Enquête · 27 mar. 2008 à 23:53
On la disait menacée, Christine Lagarde sort finalement renforcée du mini-remaniement effectué au lendemain des municipales. Non seulement, elle a conservé le portefeuille de l'Emploi, qui était convoité par Xavier Bertrand, mais elle a désormais sous son autorité quatre secrétaires d'Etat importants : Laurent Wauquiez (emploi), Luc Chatel (consommation), Anne-Marie Idrac (commerce extérieur), Hervé Novelli (Artisanat, PME).
Après des débuts difficiles et une série de couacs médiatiques, la ministre de l'Economie a désormais trouvé son rythme de croisière. Depuis quelques jours, la ministre a commencé une opération vérité sur la situation économique du pays. Lors d'une conférence de presse jeudi 27 mars, elle a dressé un sombre état des lieux de la croissance tout en promettant la poursuite des réformes de structure.
C'est la première fois sous la Ve République qu'une femme accède au poste de ministre de l'Economie. Retour sur le parcours politique d'une femme atypique.

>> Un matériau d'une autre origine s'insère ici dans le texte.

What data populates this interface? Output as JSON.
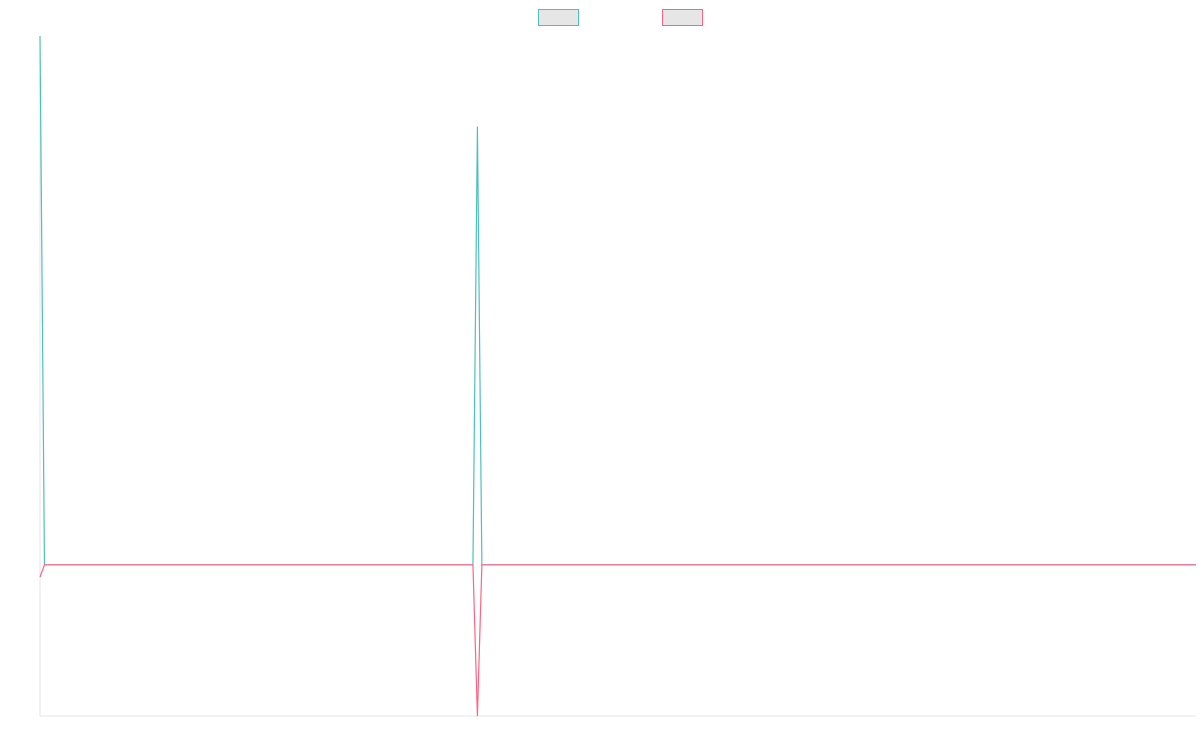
{
  "chart_data": {
    "type": "line",
    "title": "",
    "xlabel": "",
    "ylabel": "",
    "grid": false,
    "legend": "top-center",
    "n_points": 260,
    "ylim": [
      -1.0,
      3.5
    ],
    "series": [
      {
        "name": "",
        "color": "#4bc0c0",
        "fill": "#e6e6e6",
        "points": [
          [
            0,
            3.5
          ],
          [
            1,
            0.0
          ],
          [
            97,
            0.0
          ],
          [
            98,
            2.9
          ],
          [
            99,
            0.0
          ],
          [
            259,
            0.0
          ]
        ]
      },
      {
        "name": "",
        "color": "#ff6384",
        "fill": "#e6e6e6",
        "points": [
          [
            0,
            -0.08
          ],
          [
            1,
            0.0
          ],
          [
            97,
            0.0
          ],
          [
            98,
            -1.0
          ],
          [
            99,
            0.0
          ],
          [
            259,
            0.0
          ]
        ]
      }
    ]
  }
}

Christine Lallouette est née à Paris, le 1er janvier 1956, dans le 9ème arrondissement au sein d'une famille d'intellectuels. Ses parents sont enseignants : son père à l'université et sa mère dans le secondaire. Enfant, elle va à l'école au Havre et commence la natation synchronisée. Elle intègre l'équipe de France et participe à des compétitions. Son père meurt quand elle a 17 ans. Son baccalauréat en poche, elle décide de commencer des études aux Etats Unis. Elle suit des cours à Bethesda puis fait un stage au Capitole pour le représentant républicain du Maine, William S. Cohen. L'année écoulée, elle passe une maîtrise d'anglais puis d'intègre l'Institut d'études politiques d'Aix-en-Provence. Elle tente par la suite l'Institut d'études politiques de Paris, mais n'obtient pas le diplôme. Elle poursuit des études de droit social et obtient son DESS. Elle rencontre un soir l'énarque Catherine Tasca chez ses parents et décide de tenter l'ENA, concours qu'elle échoue par deux fois. Sur les conseils du fils de Simone Veil, Jean, avocat d'affaire, elle décide de se spécialiser en droit international et de devenir avocate au barreau de Paris et enseignante à l'université Paris X.

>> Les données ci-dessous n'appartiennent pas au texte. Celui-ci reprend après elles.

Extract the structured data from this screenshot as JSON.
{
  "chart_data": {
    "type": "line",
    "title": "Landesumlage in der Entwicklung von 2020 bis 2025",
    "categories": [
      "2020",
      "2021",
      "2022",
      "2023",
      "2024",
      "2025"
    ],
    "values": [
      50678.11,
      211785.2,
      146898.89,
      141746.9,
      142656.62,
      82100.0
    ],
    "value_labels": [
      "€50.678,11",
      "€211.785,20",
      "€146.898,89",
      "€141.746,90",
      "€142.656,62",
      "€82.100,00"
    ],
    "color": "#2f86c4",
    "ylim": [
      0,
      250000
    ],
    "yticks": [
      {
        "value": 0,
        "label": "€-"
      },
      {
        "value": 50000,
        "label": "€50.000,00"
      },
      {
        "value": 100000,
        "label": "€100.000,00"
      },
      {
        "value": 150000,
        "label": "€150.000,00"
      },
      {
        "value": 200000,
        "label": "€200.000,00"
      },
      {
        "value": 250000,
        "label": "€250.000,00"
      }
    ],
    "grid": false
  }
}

Christine Lagarde devient donc avocate au barreau de Paris en 1981. Elle entre au bureau parisien du cabinet international Baker & McKenzie en tant que spécialiste en droit du travail et en droit de la concurrence. C'est l'un des cabinets les plus puissants au monde avec plus de 4 000 avocats étendus dans 35 pays mais elle comprend que ce cabinet laisse une certaine place aux femmes. Christine Lagarde accède aux différents postes à l'intérieur du cabinet. Elle crée notamment un département de droit social. Enfin, en 2004 elle est nommée présidente du comité stratégique mondial. Femme d'affaires avertie, elle parvient à augmenter le chiffre d'affaires du cabinet d'avocats de 50 % en 2004.

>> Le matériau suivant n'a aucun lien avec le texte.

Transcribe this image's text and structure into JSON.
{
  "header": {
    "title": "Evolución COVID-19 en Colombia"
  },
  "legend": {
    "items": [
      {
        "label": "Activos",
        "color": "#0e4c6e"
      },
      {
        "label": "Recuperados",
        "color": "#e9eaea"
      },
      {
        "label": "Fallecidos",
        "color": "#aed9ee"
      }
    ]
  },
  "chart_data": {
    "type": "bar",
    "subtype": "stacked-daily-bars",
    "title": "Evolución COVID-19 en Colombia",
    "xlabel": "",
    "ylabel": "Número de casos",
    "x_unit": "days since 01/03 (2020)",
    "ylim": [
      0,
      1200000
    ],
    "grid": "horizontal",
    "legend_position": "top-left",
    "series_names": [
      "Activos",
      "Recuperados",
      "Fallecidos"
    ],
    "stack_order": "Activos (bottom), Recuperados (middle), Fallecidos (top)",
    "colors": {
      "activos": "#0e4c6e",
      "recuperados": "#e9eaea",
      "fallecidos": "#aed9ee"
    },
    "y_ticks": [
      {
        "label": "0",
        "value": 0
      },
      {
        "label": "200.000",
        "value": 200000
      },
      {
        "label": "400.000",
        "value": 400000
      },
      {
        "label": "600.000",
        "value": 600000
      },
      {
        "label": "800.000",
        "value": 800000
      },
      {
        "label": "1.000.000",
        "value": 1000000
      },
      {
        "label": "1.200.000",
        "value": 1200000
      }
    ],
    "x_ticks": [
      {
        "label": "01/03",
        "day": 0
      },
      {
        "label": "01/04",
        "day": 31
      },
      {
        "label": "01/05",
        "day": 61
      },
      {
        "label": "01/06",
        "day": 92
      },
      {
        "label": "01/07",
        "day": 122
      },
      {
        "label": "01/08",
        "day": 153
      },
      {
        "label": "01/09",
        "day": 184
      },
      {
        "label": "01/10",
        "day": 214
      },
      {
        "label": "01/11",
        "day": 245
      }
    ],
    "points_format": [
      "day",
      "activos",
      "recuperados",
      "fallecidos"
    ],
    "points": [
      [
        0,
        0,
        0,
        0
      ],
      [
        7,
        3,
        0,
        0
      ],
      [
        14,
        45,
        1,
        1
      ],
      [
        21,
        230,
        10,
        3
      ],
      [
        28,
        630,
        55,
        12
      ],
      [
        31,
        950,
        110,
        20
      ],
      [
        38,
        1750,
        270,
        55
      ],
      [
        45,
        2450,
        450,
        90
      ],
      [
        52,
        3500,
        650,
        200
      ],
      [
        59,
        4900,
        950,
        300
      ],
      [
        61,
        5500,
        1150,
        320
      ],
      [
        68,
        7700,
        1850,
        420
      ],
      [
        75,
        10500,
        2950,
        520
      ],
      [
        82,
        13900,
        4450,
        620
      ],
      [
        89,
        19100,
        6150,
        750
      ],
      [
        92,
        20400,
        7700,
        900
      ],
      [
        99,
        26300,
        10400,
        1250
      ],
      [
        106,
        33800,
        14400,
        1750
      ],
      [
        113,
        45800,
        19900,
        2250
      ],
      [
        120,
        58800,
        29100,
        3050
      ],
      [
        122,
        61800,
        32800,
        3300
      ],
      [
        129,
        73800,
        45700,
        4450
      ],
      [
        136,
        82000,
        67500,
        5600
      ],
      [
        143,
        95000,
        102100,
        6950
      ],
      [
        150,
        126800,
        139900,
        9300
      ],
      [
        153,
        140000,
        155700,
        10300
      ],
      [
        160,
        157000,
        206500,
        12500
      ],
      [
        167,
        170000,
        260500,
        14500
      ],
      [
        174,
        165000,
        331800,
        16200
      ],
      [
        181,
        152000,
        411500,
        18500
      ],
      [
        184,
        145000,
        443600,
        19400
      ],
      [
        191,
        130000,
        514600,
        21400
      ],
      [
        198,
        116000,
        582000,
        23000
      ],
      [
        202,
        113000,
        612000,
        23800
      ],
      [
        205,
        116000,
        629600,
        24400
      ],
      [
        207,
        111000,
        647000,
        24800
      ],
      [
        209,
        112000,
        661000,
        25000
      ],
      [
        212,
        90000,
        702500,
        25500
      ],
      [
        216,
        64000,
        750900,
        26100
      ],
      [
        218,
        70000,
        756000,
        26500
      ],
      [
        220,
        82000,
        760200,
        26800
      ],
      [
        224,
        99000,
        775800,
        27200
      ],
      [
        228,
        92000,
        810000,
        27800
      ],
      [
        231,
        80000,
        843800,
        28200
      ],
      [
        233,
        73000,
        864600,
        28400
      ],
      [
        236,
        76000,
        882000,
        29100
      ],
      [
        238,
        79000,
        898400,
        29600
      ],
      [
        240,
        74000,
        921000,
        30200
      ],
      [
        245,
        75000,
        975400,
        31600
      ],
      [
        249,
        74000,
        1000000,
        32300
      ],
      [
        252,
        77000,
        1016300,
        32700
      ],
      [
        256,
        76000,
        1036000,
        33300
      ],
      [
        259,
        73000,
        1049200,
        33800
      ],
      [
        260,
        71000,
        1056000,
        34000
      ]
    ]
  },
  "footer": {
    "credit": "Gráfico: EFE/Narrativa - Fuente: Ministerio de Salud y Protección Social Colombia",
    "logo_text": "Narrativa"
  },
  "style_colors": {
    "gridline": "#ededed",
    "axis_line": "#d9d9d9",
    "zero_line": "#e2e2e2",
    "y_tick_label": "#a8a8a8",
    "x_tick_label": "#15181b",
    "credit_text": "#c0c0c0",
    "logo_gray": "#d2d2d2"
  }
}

Le magazine Forbes a classé Christine Lagarde trentième femme la plus puissante du monde et le Wall Street Journal Europe comme la cinquième femme d'affaires européenne.
Pour parvenir à faire de tels chiffres d'affaires, Christine Lagarde voue ses journées à sa société, décidée à organiser les plans sur des périodes de six mois et fait des allers-retours entre Paris et Chicago. Son comité exécutif est évidemment cosmopolite. Il compte un Chinois, un Singapourien, un Brésilien, un Australien, un Allemand, un Anglais, deux Américains. Le cabinet compte de nombreux clients prestigieux comme Levi's, LVMH, Abbott, Suez ou HP Compaq. A cette époque, Christine Lagarde gagne 50 000 euros par mois.
En 2005, lorsque son contrat se termine avec Baker & McKenzie, Christine Lagarde rentre en France pour entamer une carrière politique. C'est Jean-Pierre Raffarin qui la repère mais c'est le Premier ministre, Dominique de Villepin, qui lui propose le poste de ministre déléguée au Commerce extérieur. Elle accepte et, forte de son expérience de plus de vingt ans dans une société américaine, elle souhaite réformer le code du travail en France sur le modèle anglo-saxon, en le rendant plus flexible. Son souhait est notamment de libéraliser l'embauche et les contrats de travail. Cette sortie lui vaut un rappel à l'ordre du Premier ministre. Elle s'implique alors dans les négociations de l'OMC et tente de développer davantage l'exportation française.
La nomination de Christine Lagarde au poste de ministre délégué au commerce extérieur a pu en étonné certains. Le site d'informations « Bakchich » a mené l'enquête et s'est rendu compte qu'au cours de sa carrière aux Etats-Unis, la ministre a défendu des intérêts opposés à celui de la France. Elle s'est notamment occupée de libéraliser les échanges américano-polonais tout en défendant les intérêts des Etats-Unis contre ceux du commerce extérieur de la France. Elle a également voulu aider la Pologne à développer ses marchés en Afghanistan et en Irak.
Très brièvement ministre de l'Agriculture et de la Pêche dans le premier gouvernement Fillon, Christine Lagarde est nommée ministre de l'Économie, de l'Industrie et de l'Emploi après l'éviction de Jean-Louis Borloo pour ses propos sur la TVA sociale.
La presse internationale a félicité de façon unanime le choix du président de la République et du Premier ministre. Parmi le G8, elle est la seule femme à avoir occupé un tel poste. Jusqu'en mars 2008 et le remaniement gouvernemental, elle est entourée par deux secrétaires d'État : Luc Chatel, chargé du Tourisme, et Hervé Novelli, chargé du Commerce extérieur.
Malgré ses compétences reconnues dans le monde des affaires, Christine Lagarde peine quelque peu dans le monde politique. Elle est régulièrement rappelée à l'ordre. En janvier 2008 notamment, elle est chargée de communiquer sur le problème de l'inflation mais commet plusieurs erreurs de com : à la télévision, elle se veut rassurante tandis qu'à la radio, elle annonce une inflation croissante pour l'année à venir. De même, la ministre est très attendue sur la croissance. Tandis que l'Elysée attend une progression de 2.5%, elle a annoncé une stagnation à 2%, annonce jugée prématurée par l'Elysée.
Enfin, face à la crise économique, Christine Lagarde a dévoilé qu'il y aurait un plan de rigueur dans la fonction publique avant de se rétracter quelques jours plus tard suite au tollé de ses déclarations.
Malgré une défaite lors des élections municipales de 2008 dans le 12ème arrondissement de Paris, Christine Lagarde a été maintenue à son poste et doit désormais faire front face à la crise financière mondiale pour tenter d'en limiter les effets en France.